Papa Francesco in visita ecumenica in Sud Sudan
Domenica 5 febbraio, nell’ultimo giorno del suo “pellegrinaggio di pace” in terra africana, papa Francesco ha implorato il popolo sudanese di deporre le armi e perdonarsi a vicenda, presiedendo la messa presso il monumento all’eroe dell’indipendenza sudsudanese John Garang. Alla messa pubblica, che ha radunato a Juba una folla di circa 70 mila persone, hanno partecipato anche vari leader politici del Paese. La liturgia, gioiosa, è stata animata da un coro composto da 300 persone e da 70 danzatori.
«Anche se i nostri cuori sanguinano per i torti subiti, rifiutiamo, una volta per tutte, di ripagare il male con il male», ha detto Papa Francesco nella sua omelia. «Accettiamoci gli uni gli altri e amiamoci con sincerità e generosità, come Dio ci ama».
I primi a salutare papa Francesco al suo arrivo a Juba, la capitale sudsudanese, il 3 febbraio, sono stati l’arcivescovo anglicano Justin Welby e il moderatore presbiteriano Iain Greenshields, entrambi saliti a bordo dell’aereo papale poco dopo l’atterraggio.
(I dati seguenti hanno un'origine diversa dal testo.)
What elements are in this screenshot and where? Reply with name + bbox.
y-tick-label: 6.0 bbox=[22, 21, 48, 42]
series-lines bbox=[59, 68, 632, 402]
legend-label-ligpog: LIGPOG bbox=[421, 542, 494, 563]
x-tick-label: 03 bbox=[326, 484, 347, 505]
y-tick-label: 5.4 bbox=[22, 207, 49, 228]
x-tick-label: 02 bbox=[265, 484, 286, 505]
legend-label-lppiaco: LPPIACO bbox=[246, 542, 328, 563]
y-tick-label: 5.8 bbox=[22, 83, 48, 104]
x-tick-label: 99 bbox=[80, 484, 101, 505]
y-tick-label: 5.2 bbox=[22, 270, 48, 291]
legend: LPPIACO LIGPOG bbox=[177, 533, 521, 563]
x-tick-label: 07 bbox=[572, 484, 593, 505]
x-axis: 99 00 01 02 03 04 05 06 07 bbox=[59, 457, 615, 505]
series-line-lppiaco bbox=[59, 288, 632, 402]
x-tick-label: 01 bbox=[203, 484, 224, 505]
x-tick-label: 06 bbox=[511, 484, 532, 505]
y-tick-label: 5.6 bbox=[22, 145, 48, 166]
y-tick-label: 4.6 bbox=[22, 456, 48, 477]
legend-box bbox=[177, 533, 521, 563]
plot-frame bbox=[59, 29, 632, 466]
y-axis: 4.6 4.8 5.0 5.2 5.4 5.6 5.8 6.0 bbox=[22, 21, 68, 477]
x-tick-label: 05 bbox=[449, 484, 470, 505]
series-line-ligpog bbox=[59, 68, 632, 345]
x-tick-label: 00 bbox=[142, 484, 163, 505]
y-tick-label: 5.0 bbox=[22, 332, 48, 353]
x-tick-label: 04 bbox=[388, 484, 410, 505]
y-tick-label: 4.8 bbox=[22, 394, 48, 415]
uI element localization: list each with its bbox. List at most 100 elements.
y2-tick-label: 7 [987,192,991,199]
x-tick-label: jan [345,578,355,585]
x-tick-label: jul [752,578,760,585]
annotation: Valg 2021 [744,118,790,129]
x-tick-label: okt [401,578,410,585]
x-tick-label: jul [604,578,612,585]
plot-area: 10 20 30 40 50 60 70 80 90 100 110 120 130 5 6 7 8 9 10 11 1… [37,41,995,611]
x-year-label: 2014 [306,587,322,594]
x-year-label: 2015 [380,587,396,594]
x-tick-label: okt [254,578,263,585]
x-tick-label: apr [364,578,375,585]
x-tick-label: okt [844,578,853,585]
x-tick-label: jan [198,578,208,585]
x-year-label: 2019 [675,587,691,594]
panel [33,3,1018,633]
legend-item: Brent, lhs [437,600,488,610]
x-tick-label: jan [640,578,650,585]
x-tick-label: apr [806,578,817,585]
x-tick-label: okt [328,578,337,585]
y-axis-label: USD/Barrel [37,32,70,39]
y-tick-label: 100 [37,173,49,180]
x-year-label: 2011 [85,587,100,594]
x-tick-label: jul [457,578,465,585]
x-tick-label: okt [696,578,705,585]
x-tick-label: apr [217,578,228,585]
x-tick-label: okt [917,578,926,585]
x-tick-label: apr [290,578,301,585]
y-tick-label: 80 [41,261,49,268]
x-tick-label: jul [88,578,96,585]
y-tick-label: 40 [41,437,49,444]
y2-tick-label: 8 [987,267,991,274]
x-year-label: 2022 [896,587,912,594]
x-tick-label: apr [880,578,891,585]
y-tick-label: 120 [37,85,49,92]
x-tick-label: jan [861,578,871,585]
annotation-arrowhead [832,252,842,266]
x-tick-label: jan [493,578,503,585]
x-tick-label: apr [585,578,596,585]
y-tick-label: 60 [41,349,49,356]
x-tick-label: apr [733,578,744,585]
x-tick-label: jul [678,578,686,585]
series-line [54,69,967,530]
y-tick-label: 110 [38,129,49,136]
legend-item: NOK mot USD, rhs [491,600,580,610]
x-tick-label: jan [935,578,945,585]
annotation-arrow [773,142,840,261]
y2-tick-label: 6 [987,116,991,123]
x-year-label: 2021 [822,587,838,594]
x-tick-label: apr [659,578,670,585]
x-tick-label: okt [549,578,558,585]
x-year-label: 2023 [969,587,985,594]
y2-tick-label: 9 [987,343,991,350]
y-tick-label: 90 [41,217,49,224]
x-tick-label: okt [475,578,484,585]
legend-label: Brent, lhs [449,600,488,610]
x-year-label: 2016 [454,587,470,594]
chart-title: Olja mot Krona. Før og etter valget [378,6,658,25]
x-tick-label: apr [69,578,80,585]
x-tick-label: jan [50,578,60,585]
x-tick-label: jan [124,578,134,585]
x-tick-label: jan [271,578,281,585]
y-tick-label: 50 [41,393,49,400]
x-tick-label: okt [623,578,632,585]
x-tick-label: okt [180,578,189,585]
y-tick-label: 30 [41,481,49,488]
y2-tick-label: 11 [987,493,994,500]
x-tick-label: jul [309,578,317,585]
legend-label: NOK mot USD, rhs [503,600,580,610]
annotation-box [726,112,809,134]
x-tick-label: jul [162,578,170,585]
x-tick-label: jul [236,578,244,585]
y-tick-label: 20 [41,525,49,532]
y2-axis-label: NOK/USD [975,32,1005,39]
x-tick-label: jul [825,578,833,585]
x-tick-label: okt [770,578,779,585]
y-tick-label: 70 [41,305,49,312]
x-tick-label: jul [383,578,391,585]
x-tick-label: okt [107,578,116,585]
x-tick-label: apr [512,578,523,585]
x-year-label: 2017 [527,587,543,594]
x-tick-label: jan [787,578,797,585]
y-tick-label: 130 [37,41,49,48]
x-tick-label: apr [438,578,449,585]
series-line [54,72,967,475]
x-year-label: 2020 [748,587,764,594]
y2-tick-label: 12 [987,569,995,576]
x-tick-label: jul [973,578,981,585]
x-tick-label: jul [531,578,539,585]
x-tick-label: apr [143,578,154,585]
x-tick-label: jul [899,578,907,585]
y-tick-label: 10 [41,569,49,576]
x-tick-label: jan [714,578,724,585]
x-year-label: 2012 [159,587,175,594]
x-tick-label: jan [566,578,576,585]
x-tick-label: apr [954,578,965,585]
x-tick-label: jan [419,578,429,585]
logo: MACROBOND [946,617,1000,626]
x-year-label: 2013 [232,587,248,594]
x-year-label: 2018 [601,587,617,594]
I tre leader cristiani sono stati accolti all’aeroporto di Juba, prima di raggiungere il Palazzo presidenziale, da canti e applausi interminabili del popolo.
Oltre il 60 per cento della popolazione del Sud Sudan è cristiana, appartenente alle tre confessioni cattolica, anglicana e presbiteriana.
«Sono venuto con due fratelli, l’arcivescovo di Canterbury e il moderatore dell’Assemblea generale della Chiesa di Scozia. Insieme, tendendo le mani, ci presentiamo a voi e a questo popolo nel nome di Gesù Cristo, il principe della pace», ha detto il papa al suo arrivo.
Welby e Greenshields hanno raggiunto Francesco all’altare durante la messa di domenica 5 febbraio ed hanno voluto insieme attirare l’attenzione sulla situazione di questo Paese, ricco di petrolio eppure uno dei più poveri del mondo, dove le esigenze umanitarie sono in aumento, soprattutto per i 2 milioni di sfollati a causa dei continui scontri.
Il Sud Sudan è stato devastato dal 2013, appena due anni dopo la sua indipendenza dal Sudan, da una sanguinosa guerra civile tra i sostenitori del presidente Salva Kiir, di etnia Dinka, e i sostenitori del vicepresidente Riek Machar, di etnia Nuer. Nel 2019 papa Francesco ha baciato i piedi dei due leader al termine di un ritiro in Vaticano, in un momento in cui sembrava che un fragile accordo di pace stesse per crollare. È stato allora che i tre leader cristiani hanno preso l’impegno di visitare insieme il Sud Sudan.
«Dopo il ritiro del 2019, i nostri leader politici si sono impegnati a non riportare il Paese in guerra», ha dichiarato padre James Oyet Latansio, segretario generale del Consiglio delle Chiese del Sud Sudan. Ma alcuni osservatori sottolineano che dopo aver sostenuto l’indipendenza del Paese, le Chiese non hanno saputo appoggiare adeguatamente la costruzione della società civile e delle istituzioni politiche.
Il papa, l’arcivescovo e il moderatore suggeriscono che è proprio quella voce che è mancata che vogliono ora alzare, insieme, in Sud Sudan e che non esiteranno a parlare con franchezza ai leader politici.
Nel suo incontro con centinaia di leader religiosi del Sud Sudan nella cattedrale di Santa Teresa, a Juba, papa Francesco li ha esortati a non rimanere neutrali e a parlare contro «l’ingiustizia e gli abusi di potere che opprimono».
«Abbiamo bisogno di leader che si preoccupino dei valori con cui vivono i nostri Paesi, che si preoccupino delle condizioni in cui vivono le persone e che mettano in pratica la loro fede lavorando tra i più vulnerabili ed emarginati. Sono queste le cose che fanno la pace», ha detto il reverendo Ian Greenshields al Palazzo presidenziale di Juba.
Milioni di sud sudanesi sperano – e pregano – che la visita dei tre leader religiosi segni un nuovo inizio per questo travagliato Paese.